A naive question:
Boolean recommender means that we are ignoring ratings,
but aren't recommendations still weighted by user-user similarities or
item-item similarities?
Which would also mean that increasing the neighborhood will not deteriorate
the results,
because bad contributions from farther neighbors are attenuated by their
lower similarities.


On Thu, Jan 24, 2013 at 2:52 PM, Zia mel <ziad.kame...@gmail.com> wrote:

> There should be something to solve this :) . For example, 2 users
> having the same items could rate them 100% different , but using the
> boolean their items will be recommended to each other.
>
> Is there a chance that using preferences would get higher precison
> that boolean? if so, when is that case?
>
>
> On Thu, Jan 24, 2013 at 12:46 PM, Sean Owen <sro...@gmail.com> wrote:
> > Not quite, the evaluation considers every item in the test set to be
> > "good", but you would and should fix the test set size across
> > evaluations for this reason. You are right that there is a big
> > assumption there -- that everything in the test set is good.
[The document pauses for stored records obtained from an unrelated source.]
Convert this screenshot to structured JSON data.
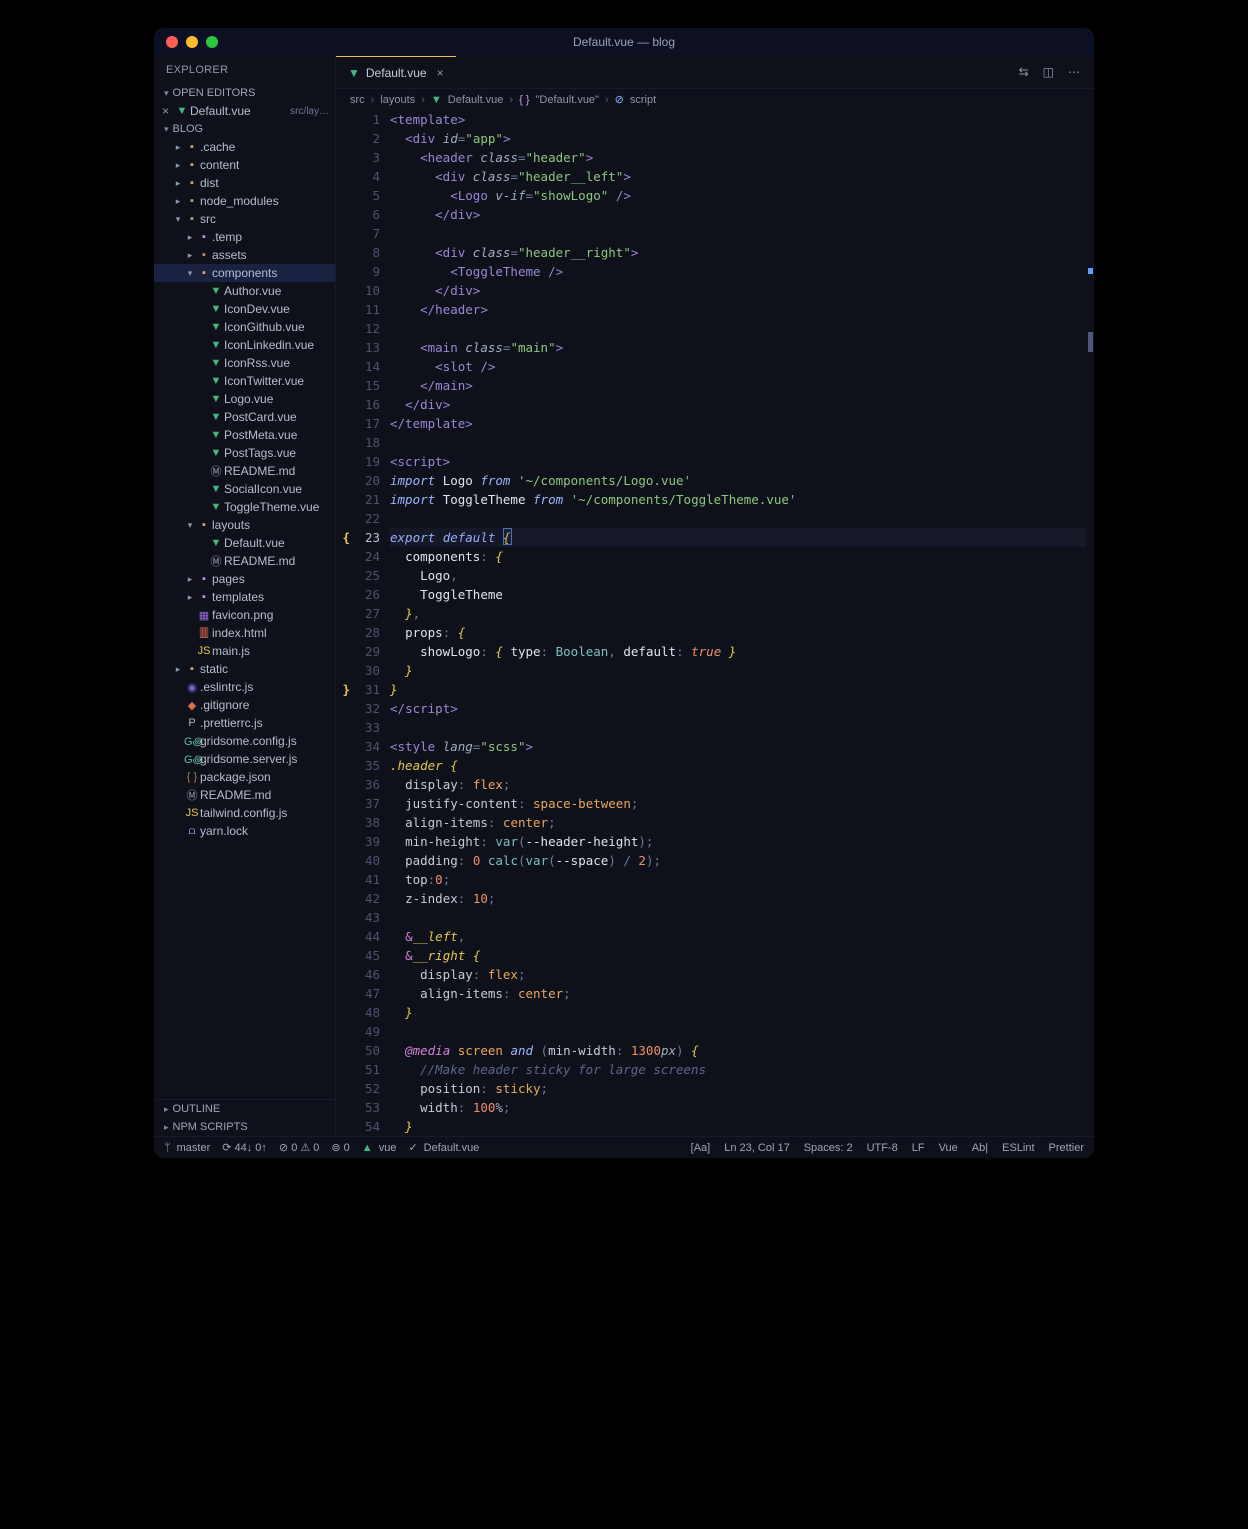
{
  "window": {
    "title": "Default.vue — blog"
  },
  "sidebar": {
    "header": "EXPLORER",
    "openEditors": {
      "label": "OPEN EDITORS",
      "items": [
        {
          "icon": "×",
          "file": "Default.vue",
          "path": "src/lay…"
        }
      ]
    },
    "project": {
      "label": "BLOG"
    },
    "tree": [
      {
        "d": 1,
        "t": "f",
        "ic": "folder",
        "exp": 0,
        "l": ".cache"
      },
      {
        "d": 1,
        "t": "f",
        "ic": "folder",
        "exp": 0,
        "l": "content"
      },
      {
        "d": 1,
        "t": "f",
        "ic": "folder",
        "exp": 0,
        "l": "dist"
      },
      {
        "d": 1,
        "t": "f",
        "ic": "folder-green",
        "exp": 0,
        "l": "node_modules"
      },
      {
        "d": 1,
        "t": "f",
        "ic": "folder-green",
        "exp": 1,
        "l": "src"
      },
      {
        "d": 2,
        "t": "f",
        "ic": "folder-purple",
        "exp": 0,
        "l": ".temp"
      },
      {
        "d": 2,
        "t": "f",
        "ic": "folder-red",
        "exp": 0,
        "l": "assets"
      },
      {
        "d": 2,
        "t": "f",
        "ic": "folder",
        "exp": 1,
        "l": "components",
        "sel": true
      },
      {
        "d": 3,
        "t": "i",
        "ic": "vue",
        "l": "Author.vue"
      },
      {
        "d": 3,
        "t": "i",
        "ic": "vue",
        "l": "IconDev.vue"
      },
      {
        "d": 3,
        "t": "i",
        "ic": "vue",
        "l": "IconGithub.vue"
      },
      {
        "d": 3,
        "t": "i",
        "ic": "vue",
        "l": "IconLinkedin.vue"
      },
      {
        "d": 3,
        "t": "i",
        "ic": "vue",
        "l": "IconRss.vue"
      },
      {
        "d": 3,
        "t": "i",
        "ic": "vue",
        "l": "IconTwitter.vue"
      },
      {
        "d": 3,
        "t": "i",
        "ic": "vue",
        "l": "Logo.vue"
      },
      {
        "d": 3,
        "t": "i",
        "ic": "vue",
        "l": "PostCard.vue"
      },
      {
        "d": 3,
        "t": "i",
        "ic": "vue",
        "l": "PostMeta.vue"
      },
      {
        "d": 3,
        "t": "i",
        "ic": "vue",
        "l": "PostTags.vue"
      },
      {
        "d": 3,
        "t": "i",
        "ic": "md",
        "l": "README.md"
      },
      {
        "d": 3,
        "t": "i",
        "ic": "vue",
        "l": "SocialIcon.vue"
      },
      {
        "d": 3,
        "t": "i",
        "ic": "vue",
        "l": "ToggleTheme.vue"
      },
      {
        "d": 2,
        "t": "f",
        "ic": "folder",
        "exp": 1,
        "l": "layouts"
      },
      {
        "d": 3,
        "t": "i",
        "ic": "vue",
        "l": "Default.vue"
      },
      {
        "d": 3,
        "t": "i",
        "ic": "md",
        "l": "README.md"
      },
      {
        "d": 2,
        "t": "f",
        "ic": "folder-purple",
        "exp": 0,
        "l": "pages"
      },
      {
        "d": 2,
        "t": "f",
        "ic": "folder-purple",
        "exp": 0,
        "l": "templates"
      },
      {
        "d": 2,
        "t": "i",
        "ic": "png",
        "l": "favicon.png"
      },
      {
        "d": 2,
        "t": "i",
        "ic": "html",
        "l": "index.html"
      },
      {
        "d": 2,
        "t": "i",
        "ic": "js",
        "l": "main.js"
      },
      {
        "d": 1,
        "t": "f",
        "ic": "folder",
        "exp": 0,
        "l": "static"
      },
      {
        "d": 1,
        "t": "i",
        "ic": "eslint",
        "l": ".eslintrc.js"
      },
      {
        "d": 1,
        "t": "i",
        "ic": "git",
        "l": ".gitignore"
      },
      {
        "d": 1,
        "t": "i",
        "ic": "pretty",
        "l": ".prettierrc.js"
      },
      {
        "d": 1,
        "t": "i",
        "ic": "gridsome",
        "l": "gridsome.config.js"
      },
      {
        "d": 1,
        "t": "i",
        "ic": "gridsome",
        "l": "gridsome.server.js"
      },
      {
        "d": 1,
        "t": "i",
        "ic": "json",
        "l": "package.json"
      },
      {
        "d": 1,
        "t": "i",
        "ic": "md",
        "l": "README.md"
      },
      {
        "d": 1,
        "t": "i",
        "ic": "js",
        "l": "tailwind.config.js"
      },
      {
        "d": 1,
        "t": "i",
        "ic": "lock",
        "l": "yarn.lock"
      }
    ],
    "outline": "OUTLINE",
    "npm": "NPM SCRIPTS"
  },
  "tab": {
    "file": "Default.vue"
  },
  "breadcrumbs": [
    "src",
    "layouts",
    "Default.vue",
    "\"Default.vue\"",
    "script"
  ],
  "code": {
    "lines": [
      [
        [
          "tag",
          "<template>"
        ]
      ],
      [
        [
          "pun",
          "  "
        ],
        [
          "tag",
          "<div"
        ],
        [
          "pun",
          " "
        ],
        [
          "attr",
          "id"
        ],
        [
          "pun",
          "="
        ],
        [
          "str",
          "\"app\""
        ],
        [
          "tag",
          ">"
        ]
      ],
      [
        [
          "pun",
          "    "
        ],
        [
          "tag",
          "<header"
        ],
        [
          "pun",
          " "
        ],
        [
          "attr",
          "class"
        ],
        [
          "pun",
          "="
        ],
        [
          "str",
          "\"header\""
        ],
        [
          "tag",
          ">"
        ]
      ],
      [
        [
          "pun",
          "      "
        ],
        [
          "tag",
          "<div"
        ],
        [
          "pun",
          " "
        ],
        [
          "attr",
          "class"
        ],
        [
          "pun",
          "="
        ],
        [
          "str",
          "\"header__left\""
        ],
        [
          "tag",
          ">"
        ]
      ],
      [
        [
          "pun",
          "        "
        ],
        [
          "tag",
          "<Logo"
        ],
        [
          "pun",
          " "
        ],
        [
          "attr",
          "v-if"
        ],
        [
          "pun",
          "="
        ],
        [
          "str",
          "\"showLogo\""
        ],
        [
          "pun",
          " "
        ],
        [
          "tag",
          "/>"
        ]
      ],
      [
        [
          "pun",
          "      "
        ],
        [
          "tag",
          "</div>"
        ]
      ],
      [],
      [
        [
          "pun",
          "      "
        ],
        [
          "tag",
          "<div"
        ],
        [
          "pun",
          " "
        ],
        [
          "attr",
          "class"
        ],
        [
          "pun",
          "="
        ],
        [
          "str",
          "\"header__right\""
        ],
        [
          "tag",
          ">"
        ]
      ],
      [
        [
          "pun",
          "        "
        ],
        [
          "tag",
          "<ToggleTheme"
        ],
        [
          "pun",
          " "
        ],
        [
          "tag",
          "/>"
        ]
      ],
      [
        [
          "pun",
          "      "
        ],
        [
          "tag",
          "</div>"
        ]
      ],
      [
        [
          "pun",
          "    "
        ],
        [
          "tag",
          "</header>"
        ]
      ],
      [],
      [
        [
          "pun",
          "    "
        ],
        [
          "tag",
          "<main"
        ],
        [
          "pun",
          " "
        ],
        [
          "attr",
          "class"
        ],
        [
          "pun",
          "="
        ],
        [
          "str",
          "\"main\""
        ],
        [
          "tag",
          ">"
        ]
      ],
      [
        [
          "pun",
          "      "
        ],
        [
          "tag",
          "<slot"
        ],
        [
          "pun",
          " "
        ],
        [
          "tag",
          "/>"
        ]
      ],
      [
        [
          "pun",
          "    "
        ],
        [
          "tag",
          "</main>"
        ]
      ],
      [
        [
          "pun",
          "  "
        ],
        [
          "tag",
          "</div>"
        ]
      ],
      [
        [
          "tag",
          "</template>"
        ]
      ],
      [],
      [
        [
          "tag",
          "<script>"
        ]
      ],
      [
        [
          "kw",
          "import"
        ],
        [
          "pun",
          " "
        ],
        [
          "white",
          "Logo"
        ],
        [
          "pun",
          " "
        ],
        [
          "kw",
          "from"
        ],
        [
          "pun",
          " "
        ],
        [
          "str",
          "'~/components/Logo.vue'"
        ]
      ],
      [
        [
          "kw",
          "import"
        ],
        [
          "pun",
          " "
        ],
        [
          "white",
          "ToggleTheme"
        ],
        [
          "pun",
          " "
        ],
        [
          "kw",
          "from"
        ],
        [
          "pun",
          " "
        ],
        [
          "str",
          "'~/components/ToggleTheme.vue'"
        ]
      ],
      [],
      [
        [
          "kw",
          "export"
        ],
        [
          "pun",
          " "
        ],
        [
          "kw",
          "default"
        ],
        [
          "pun",
          " "
        ],
        [
          "sel",
          "{"
        ]
      ],
      [
        [
          "pun",
          "  "
        ],
        [
          "white",
          "components"
        ],
        [
          "pun",
          ": "
        ],
        [
          "sel",
          "{"
        ]
      ],
      [
        [
          "pun",
          "    "
        ],
        [
          "white",
          "Logo"
        ],
        [
          "pun",
          ","
        ]
      ],
      [
        [
          "pun",
          "    "
        ],
        [
          "white",
          "ToggleTheme"
        ]
      ],
      [
        [
          "pun",
          "  "
        ],
        [
          "sel",
          "}"
        ],
        [
          "pun",
          ","
        ]
      ],
      [
        [
          "pun",
          "  "
        ],
        [
          "white",
          "props"
        ],
        [
          "pun",
          ": "
        ],
        [
          "sel",
          "{"
        ]
      ],
      [
        [
          "pun",
          "    "
        ],
        [
          "white",
          "showLogo"
        ],
        [
          "pun",
          ": "
        ],
        [
          "sel",
          "{"
        ],
        [
          "pun",
          " "
        ],
        [
          "white",
          "type"
        ],
        [
          "pun",
          ": "
        ],
        [
          "id",
          "Boolean"
        ],
        [
          "pun",
          ", "
        ],
        [
          "white",
          "default"
        ],
        [
          "pun",
          ": "
        ],
        [
          "bool",
          "true"
        ],
        [
          "pun",
          " "
        ],
        [
          "sel",
          "}"
        ]
      ],
      [
        [
          "pun",
          "  "
        ],
        [
          "sel",
          "}"
        ]
      ],
      [
        [
          "sel",
          "}"
        ]
      ],
      [
        [
          "tag",
          "</"
        ],
        [
          "tag",
          "script>"
        ]
      ],
      [],
      [
        [
          "tag",
          "<style"
        ],
        [
          "pun",
          " "
        ],
        [
          "attr",
          "lang"
        ],
        [
          "pun",
          "="
        ],
        [
          "str",
          "\"scss\""
        ],
        [
          "tag",
          ">"
        ]
      ],
      [
        [
          "sel",
          ".header"
        ],
        [
          "pun",
          " "
        ],
        [
          "sel",
          "{"
        ]
      ],
      [
        [
          "pun",
          "  "
        ],
        [
          "css",
          "display"
        ],
        [
          "pun",
          ": "
        ],
        [
          "cv",
          "flex"
        ],
        [
          "pun",
          ";"
        ]
      ],
      [
        [
          "pun",
          "  "
        ],
        [
          "css",
          "justify-content"
        ],
        [
          "pun",
          ": "
        ],
        [
          "cv",
          "space-between"
        ],
        [
          "pun",
          ";"
        ]
      ],
      [
        [
          "pun",
          "  "
        ],
        [
          "css",
          "align-items"
        ],
        [
          "pun",
          ": "
        ],
        [
          "cv",
          "center"
        ],
        [
          "pun",
          ";"
        ]
      ],
      [
        [
          "pun",
          "  "
        ],
        [
          "css",
          "min-height"
        ],
        [
          "pun",
          ": "
        ],
        [
          "id",
          "var"
        ],
        [
          "pun",
          "("
        ],
        [
          "white",
          "--header-height"
        ],
        [
          "pun",
          ");"
        ]
      ],
      [
        [
          "pun",
          "  "
        ],
        [
          "css",
          "padding"
        ],
        [
          "pun",
          ": "
        ],
        [
          "num",
          "0"
        ],
        [
          "pun",
          " "
        ],
        [
          "id",
          "calc"
        ],
        [
          "pun",
          "("
        ],
        [
          "id",
          "var"
        ],
        [
          "pun",
          "("
        ],
        [
          "white",
          "--space"
        ],
        [
          "pun",
          ") / "
        ],
        [
          "num",
          "2"
        ],
        [
          "pun",
          ");"
        ]
      ],
      [
        [
          "pun",
          "  "
        ],
        [
          "css",
          "top"
        ],
        [
          "pun",
          ":"
        ],
        [
          "num",
          "0"
        ],
        [
          "pun",
          ";"
        ]
      ],
      [
        [
          "pun",
          "  "
        ],
        [
          "css",
          "z-index"
        ],
        [
          "pun",
          ": "
        ],
        [
          "num",
          "10"
        ],
        [
          "pun",
          ";"
        ]
      ],
      [],
      [
        [
          "pun",
          "  "
        ],
        [
          "amp",
          "&"
        ],
        [
          "sel",
          "__left"
        ],
        [
          "pun",
          ","
        ]
      ],
      [
        [
          "pun",
          "  "
        ],
        [
          "amp",
          "&"
        ],
        [
          "sel",
          "__right"
        ],
        [
          "pun",
          " "
        ],
        [
          "sel",
          "{"
        ]
      ],
      [
        [
          "pun",
          "    "
        ],
        [
          "css",
          "display"
        ],
        [
          "pun",
          ": "
        ],
        [
          "cv",
          "flex"
        ],
        [
          "pun",
          ";"
        ]
      ],
      [
        [
          "pun",
          "    "
        ],
        [
          "css",
          "align-items"
        ],
        [
          "pun",
          ": "
        ],
        [
          "cv",
          "center"
        ],
        [
          "pun",
          ";"
        ]
      ],
      [
        [
          "pun",
          "  "
        ],
        [
          "sel",
          "}"
        ]
      ],
      [],
      [
        [
          "pun",
          "  "
        ],
        [
          "at",
          "@media"
        ],
        [
          "pun",
          " "
        ],
        [
          "cv",
          "screen"
        ],
        [
          "pun",
          " "
        ],
        [
          "kw",
          "and"
        ],
        [
          "pun",
          " ("
        ],
        [
          "css",
          "min-width"
        ],
        [
          "pun",
          ": "
        ],
        [
          "num",
          "1300"
        ],
        [
          "attr",
          "px"
        ],
        [
          "pun",
          ") "
        ],
        [
          "sel",
          "{"
        ]
      ],
      [
        [
          "pun",
          "    "
        ],
        [
          "com",
          "//Make header sticky for large screens"
        ]
      ],
      [
        [
          "pun",
          "    "
        ],
        [
          "css",
          "position"
        ],
        [
          "pun",
          ": "
        ],
        [
          "cv",
          "sticky"
        ],
        [
          "pun",
          ";"
        ]
      ],
      [
        [
          "pun",
          "    "
        ],
        [
          "css",
          "width"
        ],
        [
          "pun",
          ": "
        ],
        [
          "num",
          "100"
        ],
        [
          "attr",
          "%"
        ],
        [
          "pun",
          ";"
        ]
      ],
      [
        [
          "pun",
          "  "
        ],
        [
          "sel",
          "}"
        ]
      ],
      [
        [
          "sel",
          "}"
        ]
      ]
    ],
    "currentLine": 23,
    "gutterMarks": {
      "23": "{",
      "31": "}"
    }
  },
  "status": {
    "branch": "master",
    "sync": "⟳ 44↓ 0↑",
    "problems": "⊘ 0 ⚠ 0",
    "tests": "⊚ 0",
    "lang": "vue",
    "file": "Default.vue",
    "aa": "[Aa]",
    "pos": "Ln 23, Col 17",
    "spaces": "Spaces: 2",
    "enc": "UTF-8",
    "eol": "LF",
    "mode": "Vue",
    "ab": "Ab|",
    "eslint": "ESLint",
    "prettier": "Prettier"
  }
}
You have
> > to believe your test split process supports that assumption.
> >
> > On Thu, Jan 24, 2013 at 6:37 PM, Zia mel <ziad.kame...@gmail.com> wrote:
> >> In general boolean recommender will get higher precision than using a
> >> recommender with preferences,  since the boolean considers every item
> >> as good which is not true! So is there a way to make a realistic
> >> measure from boolean ? For example, does dividing the precison by 2
> >> makes sense since we get high precison using boolean?
> >> Thanks
> >>
> >>
> >>
> >> On Wed, Jan 23, 2013 at 3:49 PM, Ted Dunning <ted.dunn...@gmail.com>
> wrote:
> >>> LLR should not be used to indicate proximity, but rather simply as a
> value
> >>> to compare to a threshold.
> >>>
> >>> On Thu, Jan 24, 2013 at 1:45 AM, Zia mel <ziad.kame...@gmail.com>
> wrote:
> >>>
> >>>> OK .  The TanimotoCoefficientSimilarity and LogLikelihoodSimilarity
> >>>> used in MIA page 54 and 55 provide a score, so it seems they were not
> >>>> using a Boolean recommender , something like code 1 maybe? Thanks
> >>>>
> >>>> On Tue, Jan 22, 2013 at 10:42 AM, Sean Owen <sro...@gmail.com> wrote:
> >>>> > Yes any metric that concerns estimated value vs real value can't be
> >>>> > used since all values are 1. Yes, when you use the non-boolean
> version
> >>>> > with boolean data you always get 1. When you use the boolean version
> >>>> > with boolean data you will get nonsense since the output of this
> >>>> > recommender is not an estimated rating at all.
> >>>> >
> >>>> > On Tue, Jan 22, 2013 at 4:40 PM, Zia mel <ziad.kame...@gmail.com>
> wrote:
> >>>> >> I got 0 when I used GenericUserBasedRecommender in code 2 but when
> >>>> >> using GenericBooleanPrefUserBasedRecommender score was not 0 . I
> >>>> >> repeat the test with different data and again I got some results.
> >>>> >> Moreover , when I use
> >>>> >>      DataModel model = new FileDataModel(new File("ua.base"));
> >>>> >> in code 2, the MAE score was higher.
> >>>> >>
> >>>> >> When you say RMSE can't be used with boolean data, I assume MAE
> also
> >>>> >> can't be used?
> >>>> >>
> >>>> >> Thanks !
> >>>> >>
> >>>> >> On Tue, Jan 22, 2013 at 10:08 AM, Sean Owen <sro...@gmail.com>
> wrote:
> >>>> >>> RMSE can't
> >>>> >>> be used with boolean data.